Rabbi Simeon proposes another explanation: He focuses closely on the sequence of actions described in the verse. First of all, the Children of Israel are commanded, “[thou shalt] plaster them with plaster,” and only afterward does the Torah say, “And thou shalt write.” In other words, argues Rabbi Simeon, the text was inscribed on the plaster. At the bottom of the stones, he adds, the Elders wrote the following verse, which explains why the gentiles had to be punished for not taking upon themselves obedience to the Torah’s laws: “that they teach you not to do after all their abominations, which they have done unto their gods, and so ye sin against the Lord your God” (Deut. 20:18). In this verse, the Torah distinguishes between the gentiles’ identity and their evil practices. Rabbi Simeon deduces from the verse that “had they repented, they would have been accepted.” However, apparently, they did not do so or mend their ways.
Rabbi Simeon’s interpretation can be easily understood: The translation of the Torah’s text must be made public in an open manner − black on white. Following it, at the bottom, an official warning must be written: This text disqualifies deeds, not people, and in any case it is intended for both Israel and the gentiles. However, in a certain sense, Rabbi Judah’s interpretation is more interesting. He does not propose that words of clarification be added at the bottom of the text, on the stones, nor does he suggest that any particular relevant aspect of that text be emphasized. Instead, he proposes that the Torah text simply be hidden from view: Translated into 70 languages, it will remain covered up with plaster until someone who wants to read it will appear, peel off the plaster and copy down the words.

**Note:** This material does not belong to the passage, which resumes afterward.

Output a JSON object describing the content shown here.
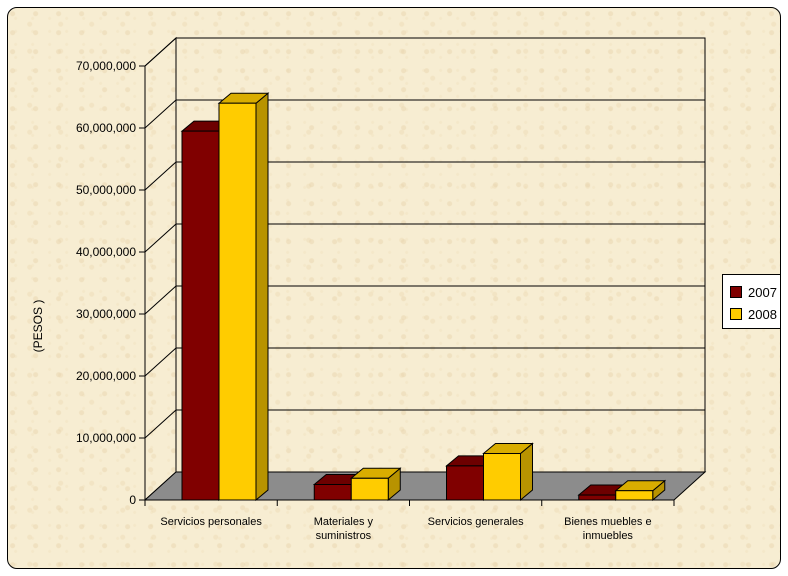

The reader’s motivation and the wisdom and intelligence imbued in him by God − these will enable that person to peel off the symbolic plaster from the text and to copy it. Only then will that reader be free to choose whether or not to obey the Torah’s commandments. According to Rabbi Judah, the key to the text’s ability to mediate on behalf of those who are not its self-understood recipients is to be found not in the contents of the text, but rather in the wisdom, not to say the curiosity, of the readers themselves.